= Idiopathic craniofacial erythema =

Medical condition

Idiopathic craniofacial erythema is a medical condition characterized by uncontrollable and frequently unprovoked facial blushing.

Blushing can occur at any time and is frequently triggered by even mundane events, such as talking to friends, paying for goods in a shop, asking for directions or even simply making eye contact with another person.

This medical condition characterized by severe, frequent and uncontrollable reddening of the face, which is often unprovoked. It is unknown why people are afflicted with this condition, but it appears to be the result of an overactive sympathetic nervous system, an automatic response which sufferers have no mental control over. It is related to focal hyperhidrosis, more commonly known as excessive sweating, as it is caused by the same overactive nerves which cause excessive sweating. Sufferers of severe facial blushing commonly experience focal hyperhidrosis. Studies have also shown that patients with severe facial blushing or focal hyperhidrosis commonly have family members with one or both of the related disorders.

==In popular culture==
- In Grey's Anatomy Season 2, Episode 3, a patient is diagnosed with idiopathic craniofacial erythema.
- The female protagonist in the South Korean drama Heart to Heart suffers from uncontrollable blushing, that leaves her sociophobic.

==Treatment==
A number of treatments are available.
Options for conservative treatment for chronic blushing include oral medications and behavioral therapy. Several types of medications are used as treatment for idiopathic craniofacial erythema. Anxiolytics, such as diazepam, are used for anxiety; beta-blockers, which blunt the body's reaction to stress; or anticholinergic drugs, such as glycopyrronium, oxybutynin, or propanthelin.

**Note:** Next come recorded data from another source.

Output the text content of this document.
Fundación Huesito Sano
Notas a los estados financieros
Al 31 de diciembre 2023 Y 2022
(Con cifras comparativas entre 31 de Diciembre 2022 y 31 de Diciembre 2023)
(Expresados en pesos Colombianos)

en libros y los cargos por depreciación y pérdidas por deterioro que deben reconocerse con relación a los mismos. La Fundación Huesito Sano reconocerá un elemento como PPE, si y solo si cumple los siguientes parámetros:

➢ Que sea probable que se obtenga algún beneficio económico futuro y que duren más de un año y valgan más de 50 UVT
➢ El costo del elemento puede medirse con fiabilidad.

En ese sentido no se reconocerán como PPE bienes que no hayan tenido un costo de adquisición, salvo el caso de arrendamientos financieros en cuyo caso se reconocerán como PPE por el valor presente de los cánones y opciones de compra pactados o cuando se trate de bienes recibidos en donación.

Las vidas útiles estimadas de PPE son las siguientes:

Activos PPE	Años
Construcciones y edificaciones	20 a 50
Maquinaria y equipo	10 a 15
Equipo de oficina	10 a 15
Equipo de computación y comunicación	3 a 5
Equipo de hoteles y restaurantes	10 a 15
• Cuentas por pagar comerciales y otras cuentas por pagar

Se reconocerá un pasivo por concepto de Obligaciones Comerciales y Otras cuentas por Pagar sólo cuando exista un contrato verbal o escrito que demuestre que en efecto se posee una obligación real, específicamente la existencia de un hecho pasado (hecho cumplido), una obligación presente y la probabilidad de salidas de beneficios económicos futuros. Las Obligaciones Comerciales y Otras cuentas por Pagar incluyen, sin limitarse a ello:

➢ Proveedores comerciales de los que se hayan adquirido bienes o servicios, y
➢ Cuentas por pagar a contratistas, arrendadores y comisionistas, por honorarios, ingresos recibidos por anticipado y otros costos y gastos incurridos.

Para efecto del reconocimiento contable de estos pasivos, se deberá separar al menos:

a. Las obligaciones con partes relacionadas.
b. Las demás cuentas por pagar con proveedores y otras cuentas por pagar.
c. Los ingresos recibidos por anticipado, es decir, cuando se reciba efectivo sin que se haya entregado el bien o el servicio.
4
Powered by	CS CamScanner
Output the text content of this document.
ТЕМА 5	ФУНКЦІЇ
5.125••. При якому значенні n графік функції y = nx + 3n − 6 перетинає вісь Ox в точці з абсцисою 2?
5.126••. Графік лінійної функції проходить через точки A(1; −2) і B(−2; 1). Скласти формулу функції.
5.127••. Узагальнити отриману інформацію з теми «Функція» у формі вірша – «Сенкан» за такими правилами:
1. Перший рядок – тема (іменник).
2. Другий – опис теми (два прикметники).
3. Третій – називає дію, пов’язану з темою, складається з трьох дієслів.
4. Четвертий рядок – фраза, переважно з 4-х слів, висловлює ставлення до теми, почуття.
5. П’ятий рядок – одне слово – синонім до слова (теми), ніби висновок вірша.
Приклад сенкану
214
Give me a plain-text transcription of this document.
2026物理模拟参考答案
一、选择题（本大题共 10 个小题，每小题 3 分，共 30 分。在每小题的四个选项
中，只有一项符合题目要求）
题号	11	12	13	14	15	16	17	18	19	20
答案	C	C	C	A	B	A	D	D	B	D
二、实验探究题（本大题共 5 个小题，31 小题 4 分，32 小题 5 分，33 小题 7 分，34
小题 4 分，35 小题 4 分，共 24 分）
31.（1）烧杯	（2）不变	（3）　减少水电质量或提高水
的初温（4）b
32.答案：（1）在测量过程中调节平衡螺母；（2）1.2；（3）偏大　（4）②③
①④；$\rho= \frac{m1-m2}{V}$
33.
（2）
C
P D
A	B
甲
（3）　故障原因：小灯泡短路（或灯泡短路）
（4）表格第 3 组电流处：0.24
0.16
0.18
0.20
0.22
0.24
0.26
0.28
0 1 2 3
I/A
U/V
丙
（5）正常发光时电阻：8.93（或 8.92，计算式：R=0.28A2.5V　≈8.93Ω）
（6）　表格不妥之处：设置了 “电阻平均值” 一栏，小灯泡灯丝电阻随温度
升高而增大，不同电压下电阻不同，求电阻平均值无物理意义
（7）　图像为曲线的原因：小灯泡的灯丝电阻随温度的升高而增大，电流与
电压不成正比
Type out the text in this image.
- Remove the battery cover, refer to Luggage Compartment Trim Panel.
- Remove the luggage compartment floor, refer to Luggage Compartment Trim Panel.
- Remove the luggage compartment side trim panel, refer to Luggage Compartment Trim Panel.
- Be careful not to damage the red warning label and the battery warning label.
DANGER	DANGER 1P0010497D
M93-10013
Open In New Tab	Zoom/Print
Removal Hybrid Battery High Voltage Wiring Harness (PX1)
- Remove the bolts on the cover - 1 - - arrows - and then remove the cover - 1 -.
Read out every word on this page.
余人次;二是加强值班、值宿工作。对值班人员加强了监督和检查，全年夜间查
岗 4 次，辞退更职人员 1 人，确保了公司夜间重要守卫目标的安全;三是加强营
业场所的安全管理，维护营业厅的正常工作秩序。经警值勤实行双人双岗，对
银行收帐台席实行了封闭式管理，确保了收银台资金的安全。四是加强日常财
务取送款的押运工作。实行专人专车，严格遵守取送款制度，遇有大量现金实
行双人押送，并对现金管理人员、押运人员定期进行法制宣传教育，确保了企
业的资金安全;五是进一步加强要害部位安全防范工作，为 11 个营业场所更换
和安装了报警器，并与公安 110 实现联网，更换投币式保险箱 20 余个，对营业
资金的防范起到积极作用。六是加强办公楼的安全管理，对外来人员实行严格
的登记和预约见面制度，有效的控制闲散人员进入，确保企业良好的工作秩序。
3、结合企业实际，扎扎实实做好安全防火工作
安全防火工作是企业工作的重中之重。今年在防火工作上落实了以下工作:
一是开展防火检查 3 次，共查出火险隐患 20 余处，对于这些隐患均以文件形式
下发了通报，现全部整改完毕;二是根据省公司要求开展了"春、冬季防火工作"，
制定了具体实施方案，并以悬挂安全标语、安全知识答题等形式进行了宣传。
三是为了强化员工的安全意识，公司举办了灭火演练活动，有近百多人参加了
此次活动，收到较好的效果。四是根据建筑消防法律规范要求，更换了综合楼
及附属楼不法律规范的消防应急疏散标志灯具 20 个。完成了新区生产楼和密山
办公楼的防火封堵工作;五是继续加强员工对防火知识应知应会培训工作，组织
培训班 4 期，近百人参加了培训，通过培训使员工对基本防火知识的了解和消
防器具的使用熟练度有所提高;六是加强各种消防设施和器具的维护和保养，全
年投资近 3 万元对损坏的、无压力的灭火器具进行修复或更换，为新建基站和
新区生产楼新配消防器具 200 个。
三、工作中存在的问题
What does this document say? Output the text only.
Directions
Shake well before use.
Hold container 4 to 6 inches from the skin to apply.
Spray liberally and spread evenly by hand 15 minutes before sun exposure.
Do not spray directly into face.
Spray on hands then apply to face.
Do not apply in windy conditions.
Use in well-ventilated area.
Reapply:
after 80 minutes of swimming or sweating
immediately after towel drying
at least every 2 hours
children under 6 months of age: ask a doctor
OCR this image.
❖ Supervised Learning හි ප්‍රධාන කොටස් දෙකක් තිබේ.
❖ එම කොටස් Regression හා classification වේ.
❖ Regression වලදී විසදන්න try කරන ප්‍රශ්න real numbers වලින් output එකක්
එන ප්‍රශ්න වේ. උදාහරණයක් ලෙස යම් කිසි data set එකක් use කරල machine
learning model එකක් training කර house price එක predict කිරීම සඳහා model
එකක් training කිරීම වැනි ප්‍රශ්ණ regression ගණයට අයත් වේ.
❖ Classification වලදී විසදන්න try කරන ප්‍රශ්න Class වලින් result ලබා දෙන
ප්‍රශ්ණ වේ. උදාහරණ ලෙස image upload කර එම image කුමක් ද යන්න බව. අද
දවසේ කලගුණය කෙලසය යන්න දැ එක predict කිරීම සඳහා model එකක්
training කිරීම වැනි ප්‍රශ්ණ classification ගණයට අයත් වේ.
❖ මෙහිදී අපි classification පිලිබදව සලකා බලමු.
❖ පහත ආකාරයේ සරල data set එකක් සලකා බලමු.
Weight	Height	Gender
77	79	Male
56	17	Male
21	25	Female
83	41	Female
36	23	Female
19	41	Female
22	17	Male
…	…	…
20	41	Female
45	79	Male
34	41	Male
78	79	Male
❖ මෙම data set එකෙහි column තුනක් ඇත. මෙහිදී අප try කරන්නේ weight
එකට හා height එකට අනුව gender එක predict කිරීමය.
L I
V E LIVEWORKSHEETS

The most successful non-invasive procedure is cognitive behavioural therapy (CBT), which attempts to alleviate the anxiety felt by sufferers.

In extreme cases a surgical procedure known as endoscopic transthoracic sympathicotomy (ETS) is available. Pioneered by surgeons in Sweden, this procedure has recently become increasingly controversial due to its many potential adverse effects. Patients who have undergone the procedure frequently complain of compensatory sweating and fatigue, with around 5% reconsidering getting the treatment. ETS is now normally only considered in extreme cases where other treatments have been ineffective.